A região Sudeste originou 53% das 57 milhões de toneladas de lixo produzidas no Brasil em 2009. Cada habitante dessa região foi responsável por produzir 1,2 kg de resíduos sólidos por dia, indicador igual aos habitantes do Estado de São Paulo. Desse total, 95,3% foram coletados - os outros 4,7% tiveram destino incerto e provavelmente errado, como lançamento em rios ou terrenos baldios.
Os números são de uma pesquisa divulgada hoje pela Abrelpe (Associação Brasileira de Empresas de Limpeza Pública e Resíduos Especiais). No país, a produção média de lixo por pessoa foi de 1,01 kg, o que representa um crescimento de 6,6% em relação ao ano de 2008.
No Estado de São Paulo, cada morador produziu 1,26 kg de lixo ao dia, 2,4% a mais que em 2008, quando foi gerado 1,23 kg/dia. “O aumento do volume de lixo indica crescimento do poder aquisitivo da população’’, afirma o diretor executivo da Abrelpe, Carlos Roberto da Silva Filho.
São Paulo é o estado em que a maior proporção de lixo tem destinação adequada: 76,1% vão para aterros sanitários, 14,4% vão para aterros controlados e só 9,5% vão para lixões. Mesmo assim, 2.103 toneladas deixam de ser coletadas todos os dias no Estado.
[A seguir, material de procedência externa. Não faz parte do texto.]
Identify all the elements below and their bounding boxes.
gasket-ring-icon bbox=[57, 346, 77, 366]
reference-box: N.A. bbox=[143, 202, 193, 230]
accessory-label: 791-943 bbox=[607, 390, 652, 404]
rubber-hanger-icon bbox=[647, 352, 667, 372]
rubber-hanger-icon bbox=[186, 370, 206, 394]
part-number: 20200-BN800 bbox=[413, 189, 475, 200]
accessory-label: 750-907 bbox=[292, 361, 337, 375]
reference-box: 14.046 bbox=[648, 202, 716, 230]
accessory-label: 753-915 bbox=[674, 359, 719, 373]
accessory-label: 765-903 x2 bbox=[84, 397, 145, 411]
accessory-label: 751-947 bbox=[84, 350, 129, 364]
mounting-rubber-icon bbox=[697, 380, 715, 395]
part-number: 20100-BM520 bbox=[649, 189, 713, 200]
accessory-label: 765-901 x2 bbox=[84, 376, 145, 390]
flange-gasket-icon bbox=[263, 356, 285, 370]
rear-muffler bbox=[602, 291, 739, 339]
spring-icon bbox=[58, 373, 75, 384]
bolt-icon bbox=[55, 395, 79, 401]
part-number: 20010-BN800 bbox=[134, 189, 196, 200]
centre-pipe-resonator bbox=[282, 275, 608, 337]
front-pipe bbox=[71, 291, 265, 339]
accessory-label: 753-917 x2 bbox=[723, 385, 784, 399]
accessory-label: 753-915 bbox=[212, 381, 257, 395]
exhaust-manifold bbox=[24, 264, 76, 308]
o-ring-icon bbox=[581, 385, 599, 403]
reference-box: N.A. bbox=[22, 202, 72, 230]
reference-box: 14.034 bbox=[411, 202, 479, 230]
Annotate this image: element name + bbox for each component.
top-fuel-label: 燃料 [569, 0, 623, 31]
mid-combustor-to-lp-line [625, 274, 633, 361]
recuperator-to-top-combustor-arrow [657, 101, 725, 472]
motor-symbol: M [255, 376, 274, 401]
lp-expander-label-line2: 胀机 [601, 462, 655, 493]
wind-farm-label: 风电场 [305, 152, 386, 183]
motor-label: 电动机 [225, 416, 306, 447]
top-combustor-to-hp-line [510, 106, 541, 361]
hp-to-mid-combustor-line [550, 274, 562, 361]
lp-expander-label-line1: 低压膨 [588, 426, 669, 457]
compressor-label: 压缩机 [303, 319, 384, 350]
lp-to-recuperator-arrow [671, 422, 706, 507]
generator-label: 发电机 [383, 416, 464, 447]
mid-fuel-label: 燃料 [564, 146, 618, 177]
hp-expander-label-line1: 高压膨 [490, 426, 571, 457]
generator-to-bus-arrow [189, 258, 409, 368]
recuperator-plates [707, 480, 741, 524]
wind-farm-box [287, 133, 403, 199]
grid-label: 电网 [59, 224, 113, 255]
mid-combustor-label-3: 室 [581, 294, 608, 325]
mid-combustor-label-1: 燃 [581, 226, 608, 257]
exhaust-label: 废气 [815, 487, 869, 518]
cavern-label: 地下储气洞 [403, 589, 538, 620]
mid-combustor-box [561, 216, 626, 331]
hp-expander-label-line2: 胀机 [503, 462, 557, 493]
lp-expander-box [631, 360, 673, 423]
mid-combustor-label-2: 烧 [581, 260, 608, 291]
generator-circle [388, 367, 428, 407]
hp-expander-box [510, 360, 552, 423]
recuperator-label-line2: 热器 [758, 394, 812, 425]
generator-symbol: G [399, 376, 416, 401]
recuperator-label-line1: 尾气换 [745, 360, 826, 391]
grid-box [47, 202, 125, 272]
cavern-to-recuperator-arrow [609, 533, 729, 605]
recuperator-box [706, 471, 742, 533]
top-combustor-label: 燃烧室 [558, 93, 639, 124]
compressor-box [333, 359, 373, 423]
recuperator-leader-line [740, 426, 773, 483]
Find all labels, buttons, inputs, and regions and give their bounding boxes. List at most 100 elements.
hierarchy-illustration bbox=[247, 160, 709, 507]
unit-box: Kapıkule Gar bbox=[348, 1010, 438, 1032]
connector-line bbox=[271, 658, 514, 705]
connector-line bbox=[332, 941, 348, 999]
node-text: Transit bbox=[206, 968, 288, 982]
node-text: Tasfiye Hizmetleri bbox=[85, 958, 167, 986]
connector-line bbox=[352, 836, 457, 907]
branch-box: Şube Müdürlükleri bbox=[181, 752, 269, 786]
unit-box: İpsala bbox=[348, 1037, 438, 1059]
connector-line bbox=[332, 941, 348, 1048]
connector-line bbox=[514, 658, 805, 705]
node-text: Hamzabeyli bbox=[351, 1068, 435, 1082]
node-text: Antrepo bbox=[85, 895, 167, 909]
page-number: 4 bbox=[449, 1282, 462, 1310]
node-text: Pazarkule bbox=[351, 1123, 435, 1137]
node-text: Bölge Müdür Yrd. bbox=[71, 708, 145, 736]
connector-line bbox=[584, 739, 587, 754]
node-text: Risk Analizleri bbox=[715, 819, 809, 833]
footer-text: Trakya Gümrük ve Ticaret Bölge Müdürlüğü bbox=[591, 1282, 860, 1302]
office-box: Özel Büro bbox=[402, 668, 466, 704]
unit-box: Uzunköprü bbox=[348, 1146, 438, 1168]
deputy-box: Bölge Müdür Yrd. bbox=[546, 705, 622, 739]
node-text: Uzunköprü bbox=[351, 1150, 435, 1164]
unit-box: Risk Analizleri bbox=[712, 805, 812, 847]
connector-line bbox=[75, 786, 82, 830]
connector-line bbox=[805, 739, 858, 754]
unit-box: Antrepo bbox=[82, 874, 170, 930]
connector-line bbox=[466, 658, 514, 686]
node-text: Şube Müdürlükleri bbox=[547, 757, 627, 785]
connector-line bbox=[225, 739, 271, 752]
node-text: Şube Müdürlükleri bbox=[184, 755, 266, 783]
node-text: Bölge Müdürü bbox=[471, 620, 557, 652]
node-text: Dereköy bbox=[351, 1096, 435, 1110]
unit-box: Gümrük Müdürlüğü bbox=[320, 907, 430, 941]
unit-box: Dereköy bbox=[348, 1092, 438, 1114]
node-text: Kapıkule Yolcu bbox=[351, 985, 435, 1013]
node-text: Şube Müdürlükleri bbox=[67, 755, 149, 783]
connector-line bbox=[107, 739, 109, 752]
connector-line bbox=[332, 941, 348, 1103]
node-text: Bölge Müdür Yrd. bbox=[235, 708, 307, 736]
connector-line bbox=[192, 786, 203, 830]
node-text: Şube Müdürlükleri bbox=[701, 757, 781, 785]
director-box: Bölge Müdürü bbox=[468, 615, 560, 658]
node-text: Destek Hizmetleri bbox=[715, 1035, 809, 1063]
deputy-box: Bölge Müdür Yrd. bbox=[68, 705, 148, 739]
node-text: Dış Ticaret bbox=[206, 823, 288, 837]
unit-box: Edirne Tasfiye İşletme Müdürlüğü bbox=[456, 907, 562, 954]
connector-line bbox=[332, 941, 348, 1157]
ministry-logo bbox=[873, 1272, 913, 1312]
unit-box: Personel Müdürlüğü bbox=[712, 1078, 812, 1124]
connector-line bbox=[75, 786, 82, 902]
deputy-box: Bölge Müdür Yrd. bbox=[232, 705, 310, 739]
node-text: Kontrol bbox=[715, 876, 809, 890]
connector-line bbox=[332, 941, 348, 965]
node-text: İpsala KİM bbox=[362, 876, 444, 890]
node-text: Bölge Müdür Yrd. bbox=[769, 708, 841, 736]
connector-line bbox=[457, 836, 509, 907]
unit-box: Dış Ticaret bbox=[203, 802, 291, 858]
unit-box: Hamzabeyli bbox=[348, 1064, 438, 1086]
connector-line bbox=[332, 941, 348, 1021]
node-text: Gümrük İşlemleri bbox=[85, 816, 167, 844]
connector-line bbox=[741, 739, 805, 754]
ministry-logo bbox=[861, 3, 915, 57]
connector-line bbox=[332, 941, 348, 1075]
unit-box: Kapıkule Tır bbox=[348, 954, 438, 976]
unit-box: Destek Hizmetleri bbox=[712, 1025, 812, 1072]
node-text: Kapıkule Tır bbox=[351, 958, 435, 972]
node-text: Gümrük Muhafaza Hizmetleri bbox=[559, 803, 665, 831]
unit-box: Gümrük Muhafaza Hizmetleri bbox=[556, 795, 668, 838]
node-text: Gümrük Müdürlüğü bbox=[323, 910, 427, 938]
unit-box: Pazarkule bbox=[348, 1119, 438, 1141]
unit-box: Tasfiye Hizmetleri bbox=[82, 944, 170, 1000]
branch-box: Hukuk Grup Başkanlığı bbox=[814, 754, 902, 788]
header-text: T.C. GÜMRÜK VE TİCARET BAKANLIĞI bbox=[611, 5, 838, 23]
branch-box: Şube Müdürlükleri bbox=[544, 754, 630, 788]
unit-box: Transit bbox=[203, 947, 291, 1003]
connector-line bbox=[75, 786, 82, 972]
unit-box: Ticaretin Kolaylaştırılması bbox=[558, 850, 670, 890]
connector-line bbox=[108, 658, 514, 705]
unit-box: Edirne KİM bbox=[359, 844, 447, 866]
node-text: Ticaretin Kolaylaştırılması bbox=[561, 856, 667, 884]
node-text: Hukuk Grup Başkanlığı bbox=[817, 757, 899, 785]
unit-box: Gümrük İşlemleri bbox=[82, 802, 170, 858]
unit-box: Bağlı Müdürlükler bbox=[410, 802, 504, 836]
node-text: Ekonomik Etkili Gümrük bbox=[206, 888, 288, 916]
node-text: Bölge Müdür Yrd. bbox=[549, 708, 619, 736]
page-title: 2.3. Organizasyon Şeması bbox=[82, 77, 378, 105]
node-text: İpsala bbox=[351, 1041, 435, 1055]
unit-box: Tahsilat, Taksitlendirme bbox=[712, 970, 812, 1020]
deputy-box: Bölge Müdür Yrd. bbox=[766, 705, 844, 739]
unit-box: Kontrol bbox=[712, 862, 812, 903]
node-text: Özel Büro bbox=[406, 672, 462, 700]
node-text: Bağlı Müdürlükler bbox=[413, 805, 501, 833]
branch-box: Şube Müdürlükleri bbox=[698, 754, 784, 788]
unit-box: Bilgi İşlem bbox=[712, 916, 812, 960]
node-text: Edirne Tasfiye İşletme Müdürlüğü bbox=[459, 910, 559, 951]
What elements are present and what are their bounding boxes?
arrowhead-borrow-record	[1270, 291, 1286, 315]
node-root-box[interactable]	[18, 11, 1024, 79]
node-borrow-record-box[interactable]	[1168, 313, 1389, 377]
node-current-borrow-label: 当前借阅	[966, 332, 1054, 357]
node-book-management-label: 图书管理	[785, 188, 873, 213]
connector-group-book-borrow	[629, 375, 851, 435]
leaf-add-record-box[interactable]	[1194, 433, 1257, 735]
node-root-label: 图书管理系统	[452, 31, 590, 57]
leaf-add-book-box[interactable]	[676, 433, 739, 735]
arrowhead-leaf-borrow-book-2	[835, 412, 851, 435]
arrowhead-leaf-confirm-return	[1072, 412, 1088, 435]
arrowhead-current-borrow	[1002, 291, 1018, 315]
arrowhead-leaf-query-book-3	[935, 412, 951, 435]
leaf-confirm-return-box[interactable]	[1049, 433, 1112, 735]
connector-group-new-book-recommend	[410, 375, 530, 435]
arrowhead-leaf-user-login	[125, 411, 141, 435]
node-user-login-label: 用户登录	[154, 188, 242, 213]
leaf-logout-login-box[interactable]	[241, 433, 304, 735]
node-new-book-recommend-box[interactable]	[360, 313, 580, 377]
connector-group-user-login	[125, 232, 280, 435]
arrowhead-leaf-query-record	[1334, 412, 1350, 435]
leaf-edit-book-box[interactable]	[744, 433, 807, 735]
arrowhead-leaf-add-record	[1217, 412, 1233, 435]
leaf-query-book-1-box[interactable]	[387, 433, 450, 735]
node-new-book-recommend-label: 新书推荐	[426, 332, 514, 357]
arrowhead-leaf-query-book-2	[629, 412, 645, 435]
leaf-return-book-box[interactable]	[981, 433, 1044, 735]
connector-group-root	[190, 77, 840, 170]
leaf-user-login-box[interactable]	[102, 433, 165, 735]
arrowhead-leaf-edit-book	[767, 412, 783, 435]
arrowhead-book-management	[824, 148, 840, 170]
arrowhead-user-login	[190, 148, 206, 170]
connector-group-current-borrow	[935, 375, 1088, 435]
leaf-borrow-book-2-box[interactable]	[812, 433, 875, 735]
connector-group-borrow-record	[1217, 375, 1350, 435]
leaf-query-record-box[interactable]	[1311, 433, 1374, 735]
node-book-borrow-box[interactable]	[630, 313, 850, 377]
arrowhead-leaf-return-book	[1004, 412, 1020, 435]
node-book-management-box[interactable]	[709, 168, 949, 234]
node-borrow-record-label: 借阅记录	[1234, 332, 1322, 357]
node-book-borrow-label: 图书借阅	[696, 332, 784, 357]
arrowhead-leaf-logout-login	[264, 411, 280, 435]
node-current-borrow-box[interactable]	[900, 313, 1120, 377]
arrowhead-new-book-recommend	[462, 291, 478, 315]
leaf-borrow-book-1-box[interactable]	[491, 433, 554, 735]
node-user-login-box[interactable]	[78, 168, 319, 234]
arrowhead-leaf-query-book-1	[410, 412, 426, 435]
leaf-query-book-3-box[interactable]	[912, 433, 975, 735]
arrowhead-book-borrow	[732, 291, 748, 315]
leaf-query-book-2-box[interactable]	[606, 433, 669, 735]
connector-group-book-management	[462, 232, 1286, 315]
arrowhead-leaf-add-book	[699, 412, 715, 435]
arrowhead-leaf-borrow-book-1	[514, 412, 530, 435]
No Rio, a proporção de lixo encaminhado a aterros sanitários é de 66,4%.
Em todo o país, 43% do lixo coletado vão para aterros controlados ou lixões, que não garantem a proteção ambiental necessária.
O encaminhamento irregular é maior no Nordeste, onde 67% do lixo (24.104 toneladas ao dia) são levados para aterros controlados ou lixões. O Sul é a região onde se produz a menor quantidade de lixo por habitante: 0,85 kg/dia.
A coleta seletiva é mais comum no Sudeste, onde 78,7% dos municípios dispõem de iniciativas. No Centro-Oeste, só 26% das cidades contam com algum tipo de coleta seletiva.
Os municípios gastam em média, por mês, R$ 9 no serviço de limpeza urbana por habitante.